You see, there is more to managing content and improving processes than simply making it faster to move information along. In particular, it is vitally important that you first figure out whether the existing paths along which that information moves are the right ones, are traveled in the right order, and result in the delivery of the right information to the right people at the right time. Then maybe you can think about how best to apply the technology.

If this sounds like it might take a while to accomplish, and like it might be somewhat difficult to do given the existence of organizational politics and the need to do your regular job at the same time, well, then, you’re correct! And in fact, these are very common reasons this fundamental due diligence so often receives short shrift. Unfortunately, what frequently ends up happening is that really good systems are put in place, perform the way they are supposed to, and still get evaluated as not having worked very well – and the scenario is then repeated the next time there is budget to be had.

This makes perfect sense since it is very difficult to bring up a high score when you don’t know what the judging criteria are!

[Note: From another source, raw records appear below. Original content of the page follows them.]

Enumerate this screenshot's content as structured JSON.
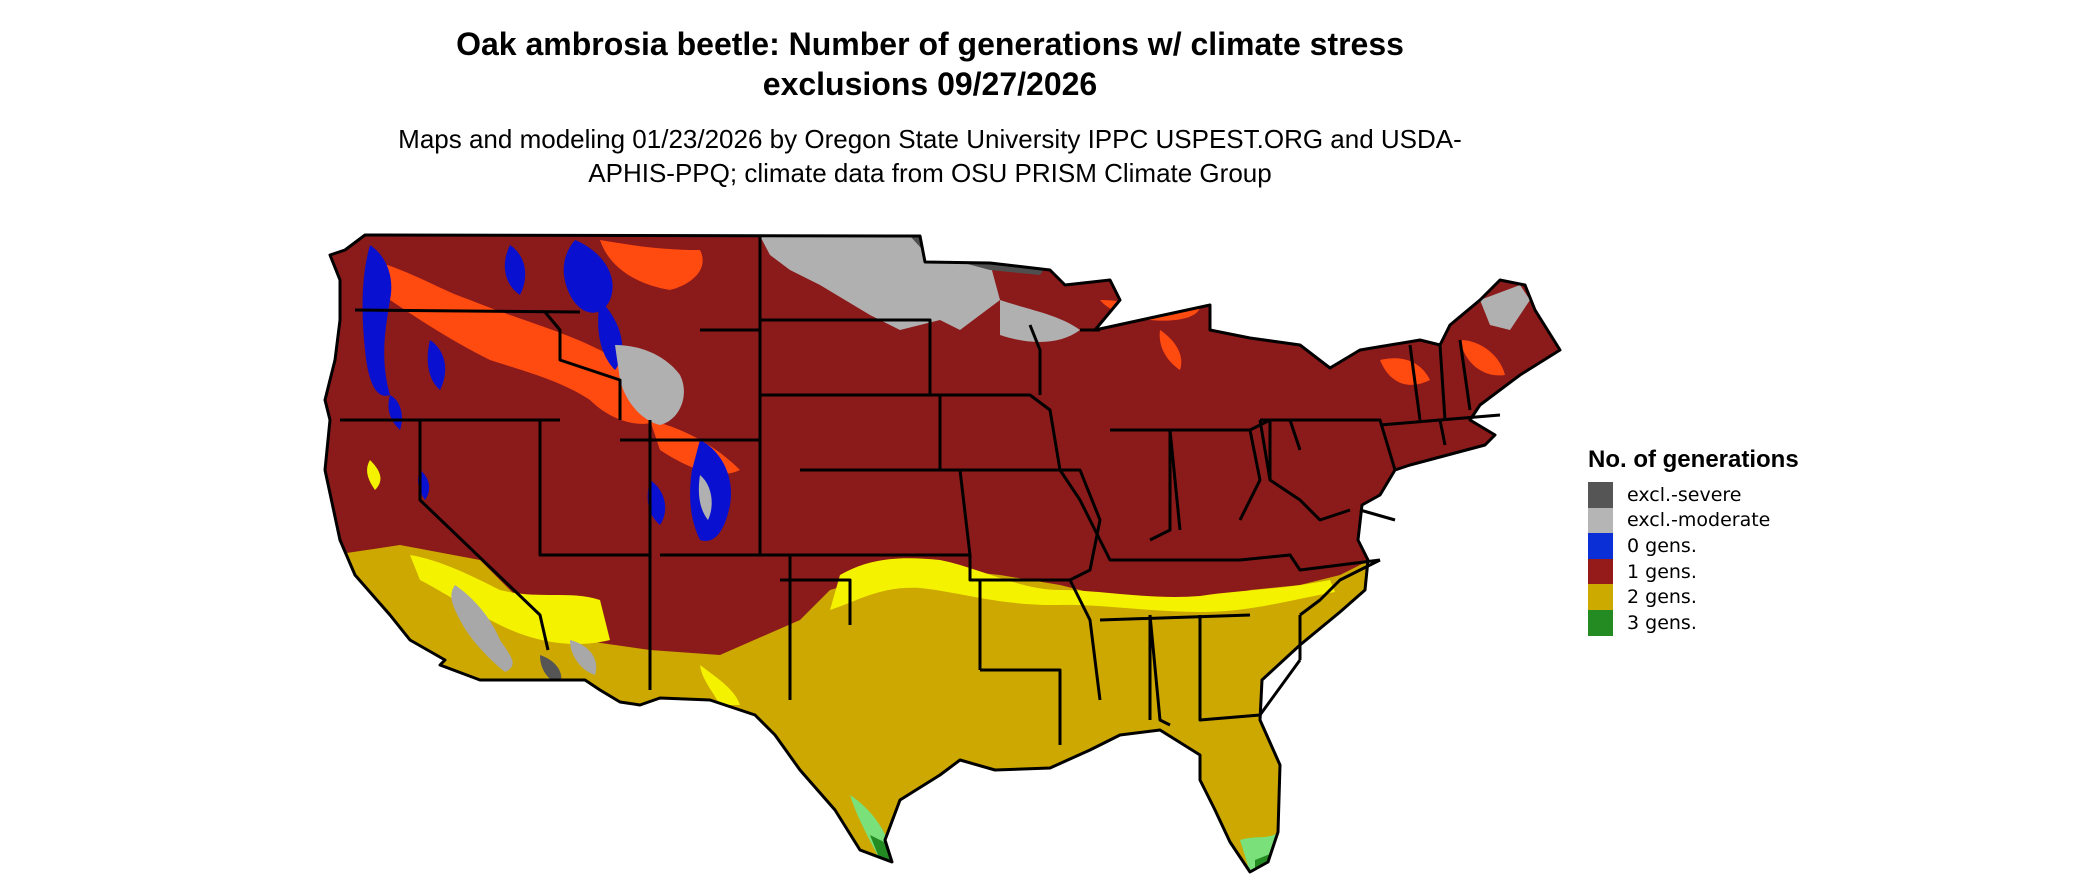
{
  "title": "Oak ambrosia beetle: Number of generations w/ climate stress exclusions 09/27/2026",
  "subtitle": "Maps and modeling 01/23/2026 by Oregon State University IPPC USPEST.ORG and USDA-APHIS-PPQ; climate data from OSU PRISM Climate Group",
  "legend": {
    "title": "No. of generations",
    "items": [
      {
        "label": "excl.-severe",
        "color": "#555555"
      },
      {
        "label": "excl.-moderate",
        "color": "#b5b5b5"
      },
      {
        "label": "0 gens.",
        "color": "#0a2fd6"
      },
      {
        "label": "1 gens.",
        "color": "#951b1b"
      },
      {
        "label": "2 gens.",
        "color": "#ccaa00"
      },
      {
        "label": "3 gens.",
        "color": "#238b22"
      }
    ]
  },
  "map": {
    "colors": {
      "one_gen": "#8b1a1a",
      "two_gen": "#cca800",
      "two_gen_light": "#f5f200",
      "zero_gen": "#0a10d0",
      "orange": "#ff4a10",
      "excl_moderate": "#b0b0b0",
      "excl_severe": "#4f4f4f",
      "three_gen": "#238b22",
      "three_gen_light": "#7ae07a",
      "border": "#000000"
    }
  }
}
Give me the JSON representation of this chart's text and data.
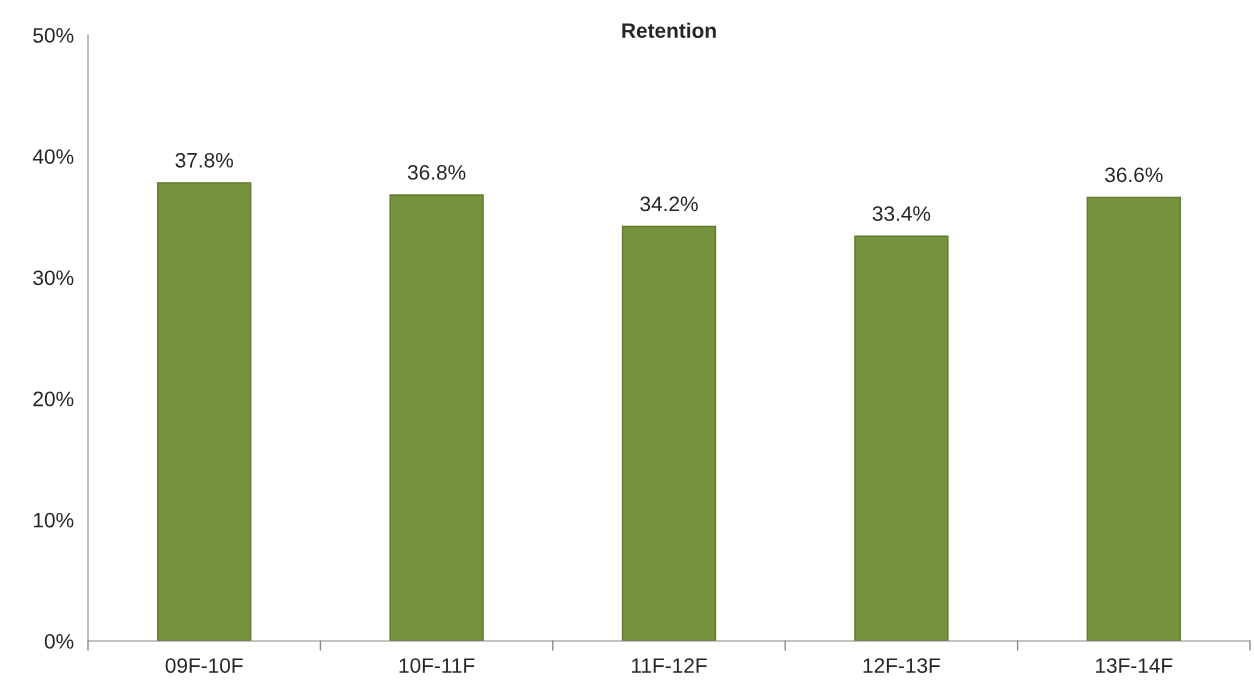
{
  "chart_data": {
    "type": "bar",
    "title": "Retention",
    "categories": [
      "09F-10F",
      "10F-11F",
      "11F-12F",
      "12F-13F",
      "13F-14F"
    ],
    "values": [
      37.8,
      36.8,
      34.2,
      33.4,
      36.6
    ],
    "value_labels": [
      "37.8%",
      "36.8%",
      "34.2%",
      "33.4%",
      "36.6%"
    ],
    "color": "#76923c",
    "ylim": [
      0,
      50
    ],
    "yticks": [
      {
        "value": 0,
        "label": "0%"
      },
      {
        "value": 10,
        "label": "10%"
      },
      {
        "value": 20,
        "label": "20%"
      },
      {
        "value": 30,
        "label": "30%"
      },
      {
        "value": 40,
        "label": "40%"
      },
      {
        "value": 50,
        "label": "50%"
      }
    ],
    "grid": false,
    "legend": false
  }
}
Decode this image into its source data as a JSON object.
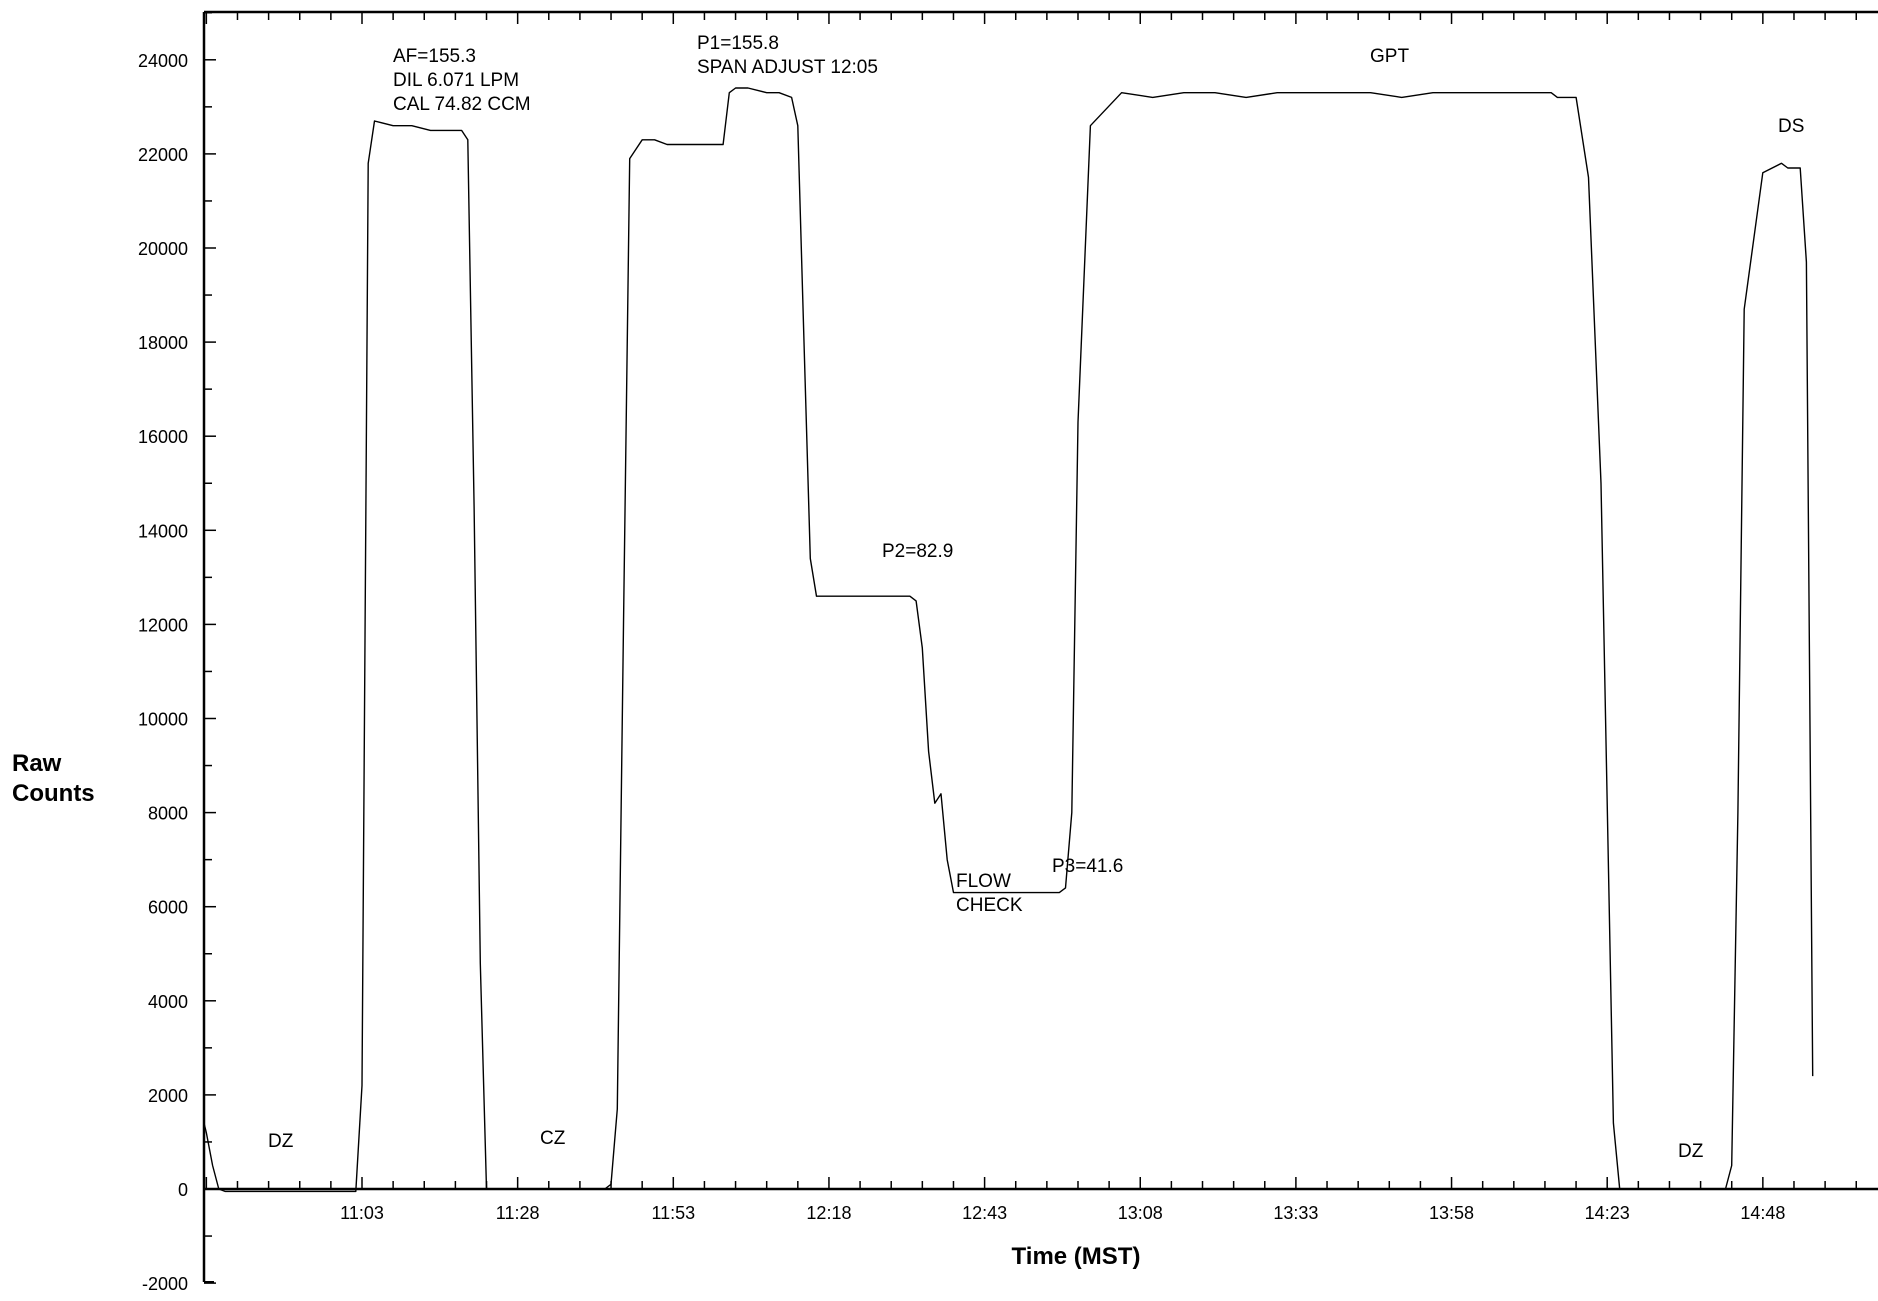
{
  "chart_data": {
    "type": "line",
    "title": "",
    "xlabel": "Time (MST)",
    "ylabel_lines": [
      "Raw",
      "Counts"
    ],
    "x_ticks": [
      "11:03",
      "11:28",
      "11:53",
      "12:18",
      "12:43",
      "13:08",
      "13:33",
      "13:58",
      "14:23",
      "14:48"
    ],
    "y_ticks": [
      "-2000",
      "0",
      "2000",
      "4000",
      "6000",
      "8000",
      "10000",
      "12000",
      "14000",
      "16000",
      "18000",
      "20000",
      "22000",
      "24000"
    ],
    "ylim": [
      -2000,
      25000
    ],
    "xlim": [
      "10:37",
      "15:03"
    ],
    "grid": false,
    "series": [
      {
        "x": [
          "10:37",
          "10:38",
          "10:39",
          "10:40",
          "10:41",
          "10:42",
          "10:45",
          "10:50",
          "10:55",
          "11:00",
          "11:01",
          "11:02",
          "11:03",
          "11:04",
          "11:05",
          "11:08",
          "11:11",
          "11:14",
          "11:17",
          "11:19",
          "11:20",
          "11:21",
          "11:22",
          "11:23",
          "11:24",
          "11:30",
          "11:35",
          "11:40",
          "11:41",
          "11:42",
          "11:43",
          "11:44",
          "11:45",
          "11:46",
          "11:48",
          "11:50",
          "11:52",
          "11:55",
          "11:58",
          "12:01",
          "12:02",
          "12:03",
          "12:05",
          "12:08",
          "12:10",
          "12:12",
          "12:13",
          "12:14",
          "12:15",
          "12:16",
          "12:17",
          "12:19",
          "12:22",
          "12:25",
          "12:28",
          "12:31",
          "12:32",
          "12:33",
          "12:34",
          "12:35",
          "12:36",
          "12:37",
          "12:38",
          "12:40",
          "12:45",
          "12:50",
          "12:53",
          "12:54",
          "12:55",
          "12:56",
          "12:57",
          "12:58",
          "13:00",
          "13:05",
          "13:10",
          "13:15",
          "13:20",
          "13:25",
          "13:30",
          "13:35",
          "13:40",
          "13:45",
          "13:50",
          "13:55",
          "14:00",
          "14:05",
          "14:10",
          "14:13",
          "14:14",
          "14:15",
          "14:16",
          "14:17",
          "14:18",
          "14:20",
          "14:22",
          "14:24",
          "14:25",
          "14:26",
          "14:27",
          "14:28",
          "14:30",
          "14:33",
          "14:35",
          "14:38",
          "14:40",
          "14:42",
          "14:43",
          "14:44",
          "14:45",
          "14:48",
          "14:51",
          "14:52",
          "14:53",
          "14:54",
          "14:55",
          "14:56"
        ],
        "values": [
          1400,
          1200,
          500,
          0,
          -50,
          -50,
          -50,
          -50,
          -50,
          -50,
          -50,
          -50,
          2200,
          21800,
          22700,
          22600,
          22600,
          22500,
          22500,
          22500,
          22300,
          14500,
          4800,
          0,
          0,
          0,
          0,
          0,
          0,
          0,
          100,
          1700,
          12000,
          21900,
          22300,
          22300,
          22200,
          22200,
          22200,
          22200,
          23300,
          23400,
          23400,
          23300,
          23300,
          23200,
          22600,
          18000,
          13400,
          12600,
          12600,
          12600,
          12600,
          12600,
          12600,
          12600,
          12500,
          11500,
          9300,
          8200,
          8400,
          7000,
          6300,
          6300,
          6300,
          6300,
          6300,
          6300,
          6300,
          6400,
          8000,
          16300,
          22600,
          23300,
          23200,
          23300,
          23300,
          23200,
          23300,
          23300,
          23300,
          23300,
          23200,
          23300,
          23300,
          23300,
          23300,
          23300,
          23300,
          23200,
          23200,
          23200,
          23200,
          21500,
          15000,
          1400,
          0,
          0,
          0,
          0,
          0,
          0,
          0,
          0,
          0,
          0,
          500,
          8000,
          18700,
          21600,
          21800,
          21700,
          21700,
          21700,
          19700,
          2400
        ]
      }
    ],
    "annotations": [
      {
        "lines": [
          "DZ"
        ]
      },
      {
        "lines": [
          "AF=155.3",
          "DIL 6.071 LPM",
          "CAL 74.82 CCM"
        ]
      },
      {
        "lines": [
          "CZ"
        ]
      },
      {
        "lines": [
          "P1=155.8",
          "SPAN ADJUST 12:05"
        ]
      },
      {
        "lines": [
          "P2=82.9"
        ]
      },
      {
        "lines": [
          "FLOW",
          "CHECK"
        ]
      },
      {
        "lines": [
          "P3=41.6"
        ]
      },
      {
        "lines": [
          "GPT"
        ]
      },
      {
        "lines": [
          "DS"
        ]
      },
      {
        "lines": [
          "DZ"
        ]
      }
    ]
  }
}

A good portion of the course work I deliver and the consulting I perform thus is aimed precisely at this point –and this makes perfect sense too, for as I tell my clients, it is sometimes easier overall for the outside consultant to ask the hard questions rather than set an insider up to take all the arrows.

However you approach it, make sure that you do your diligence first and then pull the implementation trigger. If enough of you do, then maybe I can finally stop issuing my periodic pleas.

Class tells! Topics like this — and more — are available through my new training program Best Practices in Information Management: A Certified Information Professional Exam Prep Course. Contact me by email or phone (617-383-4655) for more information!

7 thoughts on “Do Us All A Favor: Think First, Then Implement!”

  1. Unfortunately you keep saying this, and you are still right. I would like to think it is getting better but analyzing the current environment and designing the new ECM environment continues to be a challenge for every size company and organization. We still see too many islands of indifference and limited communication and collaboration of the process that should be used for change and the ultimate destination you are trying to achieve. Excellent points once again Mr. Weissman.

  2. Thanks, Bob!

    I’d like to see it get better too — one of the main reasons I’m doing so much best-practice training and consulting these days. Believe it or not, I’d love to get to the point where organizations have figured this out and drive me to focus on something else!

  3. This is still a big issue around the world Steve and we do need to keep getting this message across. The first thing to do is get your information under control and managed and then see if a new system is required.

  4. It’s amazing that, as you said, this isn’t common knowledge & practice. I think the problem is that ICT is viewed as some sort of magical panacea, as opposed to a practical & readily understandable part of business. It would be interesting to see how streamlined and successful implementations would be if more companies employed CIP / ECM professionals to bridge the gap between ICT & business needs

  5. The main problem really is that companies don’t have a lot of knowledge nor experience in how to set up a proper Information Architecture. Plus most of the time once you decide for one structure, it is pretty much written in stone and can’t be easily changed. But there are tools out there that do the job, like intranetfactory.com.

  6. Unfamiliarity with IA is certainly a factor, but I’ll go you one further and opine that many companies don’t really even know what their business processes truly are! They THINK they know, but it often takes an outside eye to map out how work actually gets done.

    From that perspective, the IA issue is almost secondary — in sequence, anyway, though not necessarily in terms of importance.